Use the definition of the derivative to find an expression for the instantaneous velocity of an object moving with rectilinear motion according to the given function relating s (in ft) and t (in s). Then calculate the instantaneous velocity for the given value of t. s = 8t + 19; t=4 (Simplify your answer)

Answer 1

The instantaneous velocity for
`s(t) = 8t + 19` when t = 4 is
`v(t)=8 \:(ft)/(s)`.

Explanation:

The average rate of change of function f over the interval is given by this expression:

`(f(b)-f(a))/(b-a)`

The average velocity is the average rate of change of distance with respect to time

`average \:velocity=(distance \:traveled)/(time \:elapsed) =(\Delta s)/(\Delta t)`

The instantaneous rate of change is defined to be the result of computing the average rate of change over smaller and smaller intervals.

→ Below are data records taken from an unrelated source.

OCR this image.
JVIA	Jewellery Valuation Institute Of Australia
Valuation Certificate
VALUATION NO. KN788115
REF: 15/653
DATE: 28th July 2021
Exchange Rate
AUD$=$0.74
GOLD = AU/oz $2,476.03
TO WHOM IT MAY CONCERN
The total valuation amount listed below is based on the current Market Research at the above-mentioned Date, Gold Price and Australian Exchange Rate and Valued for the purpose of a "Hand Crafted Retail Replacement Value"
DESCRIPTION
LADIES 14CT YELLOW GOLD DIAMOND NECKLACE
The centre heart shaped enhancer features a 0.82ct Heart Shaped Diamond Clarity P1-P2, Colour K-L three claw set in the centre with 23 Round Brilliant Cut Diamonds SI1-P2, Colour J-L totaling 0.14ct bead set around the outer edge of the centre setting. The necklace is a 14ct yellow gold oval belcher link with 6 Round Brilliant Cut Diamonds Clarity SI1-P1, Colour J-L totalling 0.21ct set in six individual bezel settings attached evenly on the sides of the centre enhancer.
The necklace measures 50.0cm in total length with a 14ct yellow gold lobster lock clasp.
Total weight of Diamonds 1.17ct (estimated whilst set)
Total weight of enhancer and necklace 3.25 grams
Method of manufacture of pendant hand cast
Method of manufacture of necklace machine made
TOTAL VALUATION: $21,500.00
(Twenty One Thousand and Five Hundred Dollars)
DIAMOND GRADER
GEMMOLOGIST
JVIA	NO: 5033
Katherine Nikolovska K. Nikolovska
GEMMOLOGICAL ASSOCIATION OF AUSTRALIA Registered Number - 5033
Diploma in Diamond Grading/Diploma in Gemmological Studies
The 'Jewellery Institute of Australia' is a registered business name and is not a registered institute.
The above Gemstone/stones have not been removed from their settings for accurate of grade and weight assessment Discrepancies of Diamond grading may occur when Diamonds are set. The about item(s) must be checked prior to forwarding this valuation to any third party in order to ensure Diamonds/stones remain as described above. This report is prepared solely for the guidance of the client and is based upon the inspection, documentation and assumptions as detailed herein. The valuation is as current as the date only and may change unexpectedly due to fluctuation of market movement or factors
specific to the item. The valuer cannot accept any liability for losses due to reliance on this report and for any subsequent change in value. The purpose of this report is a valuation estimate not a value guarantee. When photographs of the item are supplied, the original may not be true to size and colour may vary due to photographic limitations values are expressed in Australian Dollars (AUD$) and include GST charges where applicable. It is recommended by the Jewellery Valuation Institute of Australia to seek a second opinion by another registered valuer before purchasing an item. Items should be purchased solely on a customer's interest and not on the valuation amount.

The derivative of f with respect to x, is the instantaneous rate of change of f with respect to x and is thus given by the formula

`f'(x)= \lim_(h \to 0) (f(x+h)-f(x))/(h)`

For any equation of motion s(t), we define what we call the instantaneous velocity at time t to be the limit of the average velocity, between t and t + Δt, as Δt approaches 0.

`v(t)=\lim_(\Delta t \to 0) (s(t+\Delta t)-s(t))/(\Delta t)`

We know the equation of motion
`s(t) = 8t + 19` and we want to find the instantaneous velocity for the given value of t = 4.

Applying the definition of instantaneous velocity, we get

`v(t)=\lim_(\Delta t \to 0) (s(t+\Delta t)-s(t))/(\Delta t)\\\\v(4)=\lim_(\Delta t \to 0) (8(4+\Delta t)+19-(8(4)+19))/(\Delta t)\\\\v(t)=\lim_(\Delta t \to 0) (32+8\Delta t+19-32-19)/(\Delta t)\\\\v(t)=\lim_(\Delta t \to 0) (8\Delta t)/(\Delta t)\\\\v(t)=8 \:(ft)/(s)`

The instantaneous velocity for
`s(t) = 8t + 19` when t = 4 is
`v(t)=8 \:(ft)/(s)`.